Quite a few images of factories came up, most of which were reproductions of drawings done in the late 19th century. Some images show smoke, some don't, but all that do clearly show a stream of dark vapour moving from left to right.

Assuming that the many different artists dispatched to make renderings of various factories at different times could have drawn the smoke moving in any direction, why did they all choose the left to right orientation?

In the period of rapid economic, physical and industrial expansion of the late Victorian era, one always wanted to live upwind from whatever factories happened to be in your city. Usually the people that built the factories were the ones with the option to live wherever they wanted. Major centres located in the northern hemisphere (including Montréal, of course) all had prevailing winds travelling from the west. So industrialists built their factories in the eastern ends of their cities, and built their own prestigious homes upwind, in the western parts of the cities.

There were a number of other airborne factors that would have encouraged this desirability to live in the "West End" -- including acrid smoke (coal was the 19th century's heating system of choice), less advanced sewage and waste treatment facilities and, of course, the huge number of horses (and their accompanying 'exhaust') on the roads at the time.

So the answer as to why different artists at different times chose to draw smoke moving in the same direction is, I think, inextricably linked to the implicit, almost subconscious idea that the wind always comes from the west, or 'left' and moves to the east or 'right'. It also points to the fact that something as invisible as wind had, and continues to have, a huge impact on the demographics and property values of virtually all cities in the North America and Europe.

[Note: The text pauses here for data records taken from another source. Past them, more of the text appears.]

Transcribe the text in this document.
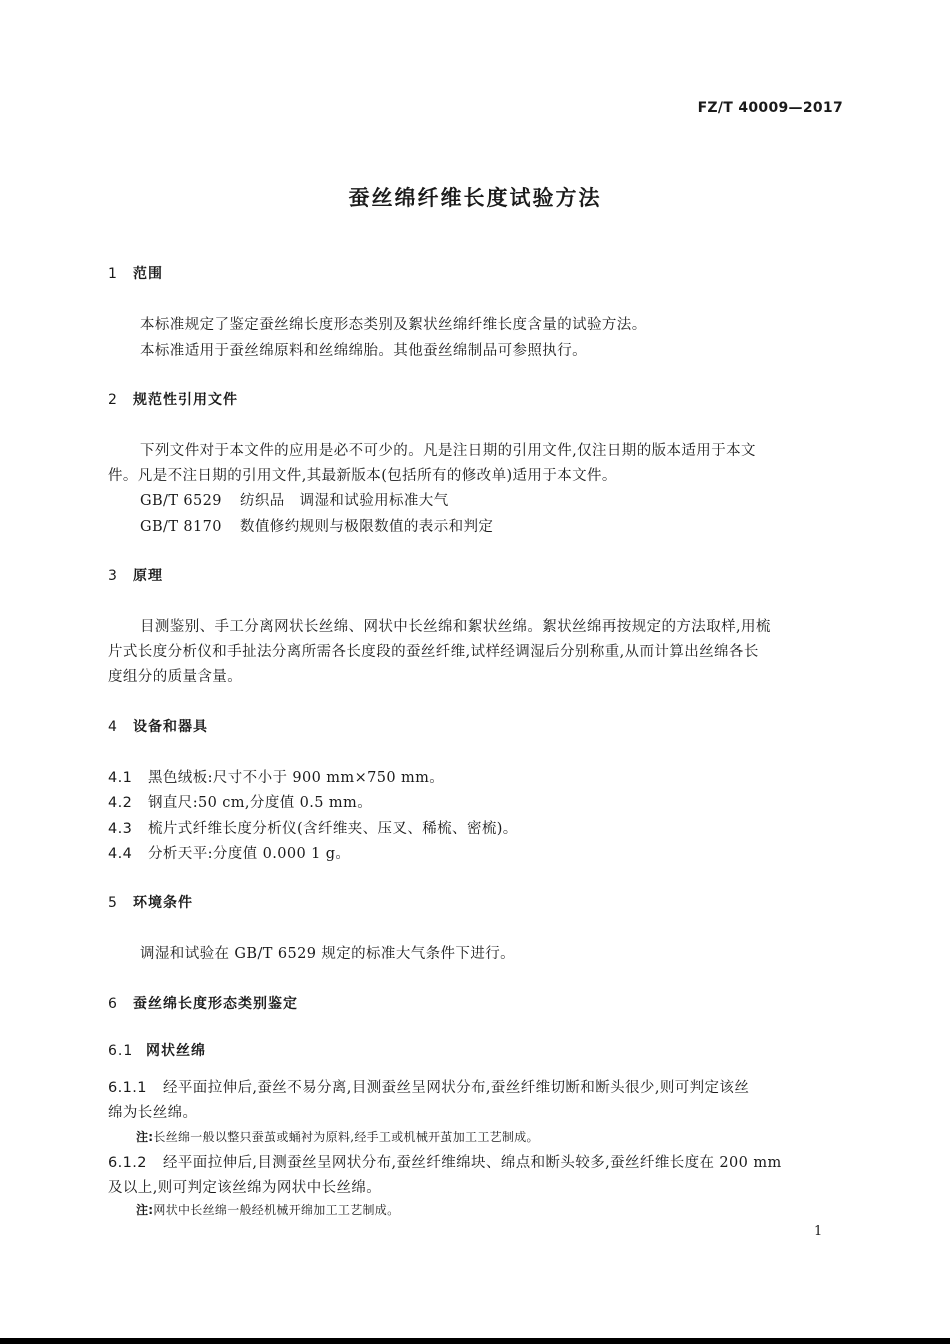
FZ/T 40009—2017
蚕丝绵纤维长度试验方法
1 范围
本标准规定了鉴定蚕丝绵长度形态类别及絮状丝绵纤维长度含量的试验方法。
本标准适用于蚕丝绵原料和丝绵绵胎。其他蚕丝绵制品可参照执行。
2 规范性引用文件
下列文件对于本文件的应用是必不可少的。凡是注日期的引用文件,仅注日期的版本适用于本文
件。凡是不注日期的引用文件,其最新版本(包括所有的修改单)适用于本文件。
GB/T 6529 纺织品　调湿和试验用标准大气
GB/T 8170 数值修约规则与极限数值的表示和判定
3 原理
目测鉴别、手工分离网状长丝绵、网状中长丝绵和絮状丝绵。絮状丝绵再按规定的方法取样,用梳
片式长度分析仪和手扯法分离所需各长度段的蚕丝纤维,试样经调湿后分别称重,从而计算出丝绵各长
度组分的质量含量。
4 设备和器具
4.1 黑色绒板:尺寸不小于 900 mm×750 mm。
4.2 钢直尺:50 cm,分度值 0.5 mm。
4.3 梳片式纤维长度分析仪(含纤维夹、压叉、稀梳、密梳)。
4.4 分析天平:分度值 0.000 1 g。
5 环境条件
调湿和试验在 GB/T 6529 规定的标准大气条件下进行。
6 蚕丝绵长度形态类别鉴定
6.1 网状丝绵
6.1.1 经平面拉伸后,蚕丝不易分离,目测蚕丝呈网状分布,蚕丝纤维切断和断头很少,则可判定该丝
绵为长丝绵。
注:长丝绵一般以整只蚕茧或蛹衬为原料,经手工或机械开茧加工工艺制成。
6.1.2 经平面拉伸后,目测蚕丝呈网状分布,蚕丝纤维绵块、绵点和断头较多,蚕丝纤维长度在 200 mm
及以上,则可判定该丝绵为网状中长丝绵。
注:网状中长丝绵一般经机械开绵加工工艺制成。
1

This is why the word West appears in Westmount; why in Toronto, The Annex has the 'nice' houses and the Beaches were given the sewage treatment plant; why New York City's Upper West Side is the The Upper West Side, and why the all of the prestigious Astin Martin dealerships are clustered around the 'left' side of central London.
[email this story] Posted by R Ouellette on 12/04 at 09:42 AM
  1. Or perhaps smoke is drawn from left to right because a rightward brush stroke is is easier for right-handers, which the better portion of the artists would have been. Occam’s razor.

    Posted by  on  12/06  at  10:27 PM
  2. I don’t know if the east/west thing is really that true in the Toronto case. If anything there was more of a north/south divide in terms of class with the wealthy concentrated north of Bloor (but not west of Bathurst, I guess they wanted to be close to downtown). Weren’t the wealthy originally concentrated around Jarvis and Sherbourne streets before they headed north of Bloor to the Annex, Rosedale and Deer Park? And when immigrants from continental Europe (mainly Jews and Italians) came to Toronto in large numbers after 1900, after the St. John’s Ward slum (Yonge to University, College to Queen) was cleared, they moved out along College and Dundas west of University – as far out as Ossington (but south of Bloor).

    The west end was seen as the “foreign” part of town for Anglo-Canadians. It was an area of communist strength – electing J.B. Salsberg to city council and the Ontario legislature and A.A. Macleod to the Ontario legislature. And around 1950 when the city finally voted down a law against Sunday drinking – Anglo-Canadian puritan-types blamed the result on Wards 4 and 5, which had a lot of “communists and foreign people”.

    Meanwhile, save a fair number of Sicilians and Greeks in Cabbagetown, the east end was almost entirely Anglo-Canadian until the 1960s. Working class Anglo-Canadian for sure, but most of the west end was working class too, but with more ethnically diversity.